Bu gibi şair ve yazarlardan biri de Sabahattin Ali’dir (1907-1948). “Başın öne eğilmesin aldırma gönül aldırma” , “Benim meskenim dağlardır”, “Beni sarar melankoli”, “Geçmiyor günler geçmiyor” , “Öpmeye kıyamadığım”, “Ben gene sana vurgunum”, “Taze gelin gibi süzülür Çakır” gibi dizeleri dilden dile dolaşarak anonimleşen şiirleri başta olmak üzere onlarca bestelenmiş şiiri olan, “Kuyucaklı Yusuf” , “İçimizdeki Şeytan” ve “Kürk Mantolu Madonna” romanlarının ve konusu Yozgat’la da ilişkili olan “Ses” öyküsünün yazarı Sabahattin Ali, 41 yaşında trajik bir sonla yaşama veda etmiştir. Sabahattin Ali 1927-28 yıllarında bir yıl Yozgat’ta öğretmenlik yapmış, büyük olasılıkla “Ses” öyküsünü oluşturan halk şiiri ve şairi temasını burada gözlemlemiştir.

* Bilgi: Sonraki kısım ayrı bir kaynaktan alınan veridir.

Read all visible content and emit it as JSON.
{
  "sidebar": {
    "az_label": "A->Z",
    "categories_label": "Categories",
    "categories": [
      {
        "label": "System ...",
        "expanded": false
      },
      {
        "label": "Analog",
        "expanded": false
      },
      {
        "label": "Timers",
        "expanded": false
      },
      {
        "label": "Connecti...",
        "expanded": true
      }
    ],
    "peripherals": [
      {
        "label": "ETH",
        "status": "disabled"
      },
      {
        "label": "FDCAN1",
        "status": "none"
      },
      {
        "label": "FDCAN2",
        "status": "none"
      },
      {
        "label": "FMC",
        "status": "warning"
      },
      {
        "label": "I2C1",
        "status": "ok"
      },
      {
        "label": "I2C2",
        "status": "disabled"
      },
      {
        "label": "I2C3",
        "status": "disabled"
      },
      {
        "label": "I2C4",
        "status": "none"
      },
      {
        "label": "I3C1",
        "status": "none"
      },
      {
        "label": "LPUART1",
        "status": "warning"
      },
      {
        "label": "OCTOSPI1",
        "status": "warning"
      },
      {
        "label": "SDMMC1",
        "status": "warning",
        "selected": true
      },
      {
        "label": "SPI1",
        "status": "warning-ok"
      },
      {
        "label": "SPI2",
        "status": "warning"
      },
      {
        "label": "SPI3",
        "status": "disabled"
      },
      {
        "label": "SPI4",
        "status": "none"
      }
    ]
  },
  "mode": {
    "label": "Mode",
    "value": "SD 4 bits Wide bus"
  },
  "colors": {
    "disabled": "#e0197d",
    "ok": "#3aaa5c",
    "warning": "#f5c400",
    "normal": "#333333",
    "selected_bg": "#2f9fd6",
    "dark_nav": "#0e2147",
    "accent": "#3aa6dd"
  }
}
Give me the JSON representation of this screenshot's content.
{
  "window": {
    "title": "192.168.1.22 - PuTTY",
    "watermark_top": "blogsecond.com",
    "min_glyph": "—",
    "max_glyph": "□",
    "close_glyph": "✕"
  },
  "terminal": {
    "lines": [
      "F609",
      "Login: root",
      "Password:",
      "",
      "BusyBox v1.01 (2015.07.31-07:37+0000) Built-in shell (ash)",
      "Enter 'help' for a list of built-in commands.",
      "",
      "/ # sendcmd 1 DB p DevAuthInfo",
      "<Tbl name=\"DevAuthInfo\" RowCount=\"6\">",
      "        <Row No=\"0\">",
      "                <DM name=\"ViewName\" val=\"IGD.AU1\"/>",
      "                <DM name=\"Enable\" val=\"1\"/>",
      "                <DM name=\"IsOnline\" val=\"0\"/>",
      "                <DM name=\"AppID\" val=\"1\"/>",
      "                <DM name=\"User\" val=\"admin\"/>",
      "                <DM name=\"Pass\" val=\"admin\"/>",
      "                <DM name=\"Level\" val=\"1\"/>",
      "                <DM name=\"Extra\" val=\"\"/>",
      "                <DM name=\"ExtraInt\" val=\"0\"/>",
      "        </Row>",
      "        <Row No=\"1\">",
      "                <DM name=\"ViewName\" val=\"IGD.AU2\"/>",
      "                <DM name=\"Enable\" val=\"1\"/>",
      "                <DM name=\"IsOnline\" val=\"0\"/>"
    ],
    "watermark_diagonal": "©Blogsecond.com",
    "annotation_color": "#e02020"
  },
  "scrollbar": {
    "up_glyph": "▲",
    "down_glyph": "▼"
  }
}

Öyküye göre, anlatıcının bindiği kanyon Beyşehir-Konya yolunda arızalanır. Anlatıcı da (Sabahattin Ali) yolcularla birlikte bozulan araçtan iner ve etrafı dinler. Uzaktan bağlama sesi gelmektedir ve yanık bir ses türkü söylemektedir. Sabahattin Ali, Han Duvarları’nda “Maraşlı Şeyh oğlu Satılmış”ı konuşturan Faruk Nafiz Çamlıbel gibi, yanık sesli “Sivaslı Ali”yi konuşturur. Aslında Sivaslı Ali’yi ses veren Sabahattin Ali’dir:

Döndüm daldan düşen kuru yaprağa Seher yeli dağıt beni kır beni

Sabahattin Ali’nin dört dörtlükten oluşan ve bu şiiri herkesin bildiği gibi günümüzün meşhur bestelerinden biridir. Öykünün ilerleyen bölümlerinde Sivaslı Ali konservatuara çağrılır ve sınava tabi tutulur. Piyano eşliğinde nota bilgisi öğrenilmek istenen Sivaslı Ali, güzel sesli olmasına, herkesin hayranlığını kazanmasına rağmen sınavı kaybeder.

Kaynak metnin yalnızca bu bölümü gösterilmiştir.